Animali maltrattati, uova senza tracciabilità e immangiabili: sequestri per 32mila pezzi dopo blitz dei Nas.

Roma
06:40 del 29/10/2019
Scritto da Samuele

UOVA SEQUESTRATE, COSA STA SUCCEDENDO - Sono più di 32mila le uova sequestrate dai Nas a seguito di una maxi operazione che ha messo nel mirino nove aziende del settore.

I Nuclei Antisofisticazioni e Sanità dell'Arma hanno chiuso e sospeso le attività in questione, per uova senza tracciabilità e conservate in condizioni non consone, ma anche maltrattamento sugli animali e frode in commercio. Oltre alle 32mila unità sospette, anche trenta tonnellate di mangimi e più di 4.500 galline ovaiole sono sotto osservazione.


UOVA SEQUESTRATE, COSA STA SUCCEDENDO -Dai controlli dei Nas, infatti, è emerso che sono stati trovati mangimi in cattivo stato di conservazione, sovraffollamento nella stabulazione degli animali, uova senza tracciabilità con “stampigliature fuorvianti, detenute in condizioni e ambienti non idonei, in alcuni casi in strutture abusive”. Nove aziende di allevamento, lavorazione e logistica, sono state chiuse o sospese.

Molto importante, oltretutto, il fatto che durante le ispezioni siano stati eseguiti dei campioni di uova e derivati per controllare o meno la presenza di sostanze non consentite. Il riferimento, infatti, va all’uso di medicinali e insetticidi. “Gli esiti delle analisi di laboratorio finora pervenuti, pari al 30% dei reperti eseguiti nell’ambito del monitoraggio, non hanno evidenziato irregolarità” è emerso da una nota. In particolare, per quanto riguarda le uova sequestrate, si parla di alcuni lotti venduti con qualità diverse da quelle reali o senza tracciabilità o con etichette fuorvianti. I controlli, insomma, hanno evitato che questi prodotti venissero messi in commercio con rischi potenziali per la salute.
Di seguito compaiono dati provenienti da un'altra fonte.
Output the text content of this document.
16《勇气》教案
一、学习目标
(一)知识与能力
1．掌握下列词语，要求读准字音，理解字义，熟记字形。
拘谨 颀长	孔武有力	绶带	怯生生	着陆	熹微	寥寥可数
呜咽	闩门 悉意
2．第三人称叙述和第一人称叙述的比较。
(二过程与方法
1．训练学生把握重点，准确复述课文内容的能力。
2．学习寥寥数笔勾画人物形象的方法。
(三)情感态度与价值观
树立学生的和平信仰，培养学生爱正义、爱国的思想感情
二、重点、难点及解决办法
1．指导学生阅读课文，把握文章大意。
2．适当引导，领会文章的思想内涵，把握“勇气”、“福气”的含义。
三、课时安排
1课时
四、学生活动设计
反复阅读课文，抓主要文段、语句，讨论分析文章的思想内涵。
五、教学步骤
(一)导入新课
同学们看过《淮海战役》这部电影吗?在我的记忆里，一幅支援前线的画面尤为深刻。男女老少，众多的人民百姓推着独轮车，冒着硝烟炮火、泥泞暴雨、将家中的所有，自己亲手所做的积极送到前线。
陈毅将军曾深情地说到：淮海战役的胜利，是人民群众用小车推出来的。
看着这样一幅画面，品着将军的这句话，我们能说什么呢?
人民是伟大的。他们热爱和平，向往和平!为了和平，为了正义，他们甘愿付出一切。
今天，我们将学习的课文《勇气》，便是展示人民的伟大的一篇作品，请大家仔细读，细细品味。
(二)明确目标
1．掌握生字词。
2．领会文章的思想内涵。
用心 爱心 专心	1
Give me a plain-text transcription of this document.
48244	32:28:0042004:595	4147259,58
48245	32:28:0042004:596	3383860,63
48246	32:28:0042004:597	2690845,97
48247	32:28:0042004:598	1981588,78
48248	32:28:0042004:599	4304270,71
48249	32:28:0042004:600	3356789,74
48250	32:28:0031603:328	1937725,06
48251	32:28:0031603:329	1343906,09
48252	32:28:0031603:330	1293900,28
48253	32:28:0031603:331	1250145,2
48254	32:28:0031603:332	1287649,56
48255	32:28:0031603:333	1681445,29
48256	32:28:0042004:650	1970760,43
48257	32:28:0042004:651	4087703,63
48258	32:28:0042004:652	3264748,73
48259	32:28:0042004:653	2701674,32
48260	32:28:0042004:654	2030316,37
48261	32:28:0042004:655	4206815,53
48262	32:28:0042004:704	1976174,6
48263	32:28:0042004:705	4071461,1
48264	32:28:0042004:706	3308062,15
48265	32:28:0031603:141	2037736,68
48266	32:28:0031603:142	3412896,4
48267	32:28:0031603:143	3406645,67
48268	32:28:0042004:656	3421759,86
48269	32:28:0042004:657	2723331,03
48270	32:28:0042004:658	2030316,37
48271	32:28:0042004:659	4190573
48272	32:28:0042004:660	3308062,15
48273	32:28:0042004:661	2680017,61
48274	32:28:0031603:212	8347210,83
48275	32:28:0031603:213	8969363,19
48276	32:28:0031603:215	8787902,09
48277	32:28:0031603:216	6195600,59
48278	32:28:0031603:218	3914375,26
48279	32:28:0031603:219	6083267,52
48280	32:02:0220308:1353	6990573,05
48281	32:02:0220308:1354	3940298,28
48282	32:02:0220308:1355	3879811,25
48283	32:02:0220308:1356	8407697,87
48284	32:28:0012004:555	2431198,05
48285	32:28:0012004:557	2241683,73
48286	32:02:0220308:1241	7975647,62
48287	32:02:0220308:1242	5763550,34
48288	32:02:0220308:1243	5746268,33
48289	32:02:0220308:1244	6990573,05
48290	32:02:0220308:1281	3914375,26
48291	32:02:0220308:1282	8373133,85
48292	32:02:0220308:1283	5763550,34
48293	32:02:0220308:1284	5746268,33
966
Come scrive La Nazione, i Nas di Firenze avrebbero scovato un allevamento di galline in provincia di Arezzo con quasi 20mila ammassate in spazi minuscoli, tanto che per i poveri animali era quasi impossibile muoversi.
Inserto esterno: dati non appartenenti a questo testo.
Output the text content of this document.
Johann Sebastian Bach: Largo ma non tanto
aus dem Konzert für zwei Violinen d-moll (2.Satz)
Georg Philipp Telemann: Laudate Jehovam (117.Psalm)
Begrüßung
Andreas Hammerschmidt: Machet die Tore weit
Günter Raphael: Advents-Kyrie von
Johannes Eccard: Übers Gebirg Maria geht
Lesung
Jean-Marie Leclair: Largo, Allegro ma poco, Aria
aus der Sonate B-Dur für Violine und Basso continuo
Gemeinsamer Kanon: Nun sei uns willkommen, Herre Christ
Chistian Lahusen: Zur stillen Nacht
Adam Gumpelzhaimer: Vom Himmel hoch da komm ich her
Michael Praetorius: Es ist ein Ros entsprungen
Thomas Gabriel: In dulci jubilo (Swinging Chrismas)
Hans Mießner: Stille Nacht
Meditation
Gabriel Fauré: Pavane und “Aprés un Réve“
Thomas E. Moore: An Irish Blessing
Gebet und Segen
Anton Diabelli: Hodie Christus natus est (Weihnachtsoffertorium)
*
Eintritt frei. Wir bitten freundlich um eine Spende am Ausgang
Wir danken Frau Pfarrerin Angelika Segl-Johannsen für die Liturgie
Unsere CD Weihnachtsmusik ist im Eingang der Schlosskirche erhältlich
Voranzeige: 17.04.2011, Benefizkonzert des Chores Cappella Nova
In pochi avranno dimenticato il caos provocato dalle uova al fipronil durante l’estate 2017. In quel periodo i Carabinieri dei Nas rintracciarono migliaia di uova contaminate dal pericoloso insetticida  in allevamenti di galline ovaiole. Un caso internazionale che portò alla ribalta la necessità di maggiori controlli nella filiera delle uova.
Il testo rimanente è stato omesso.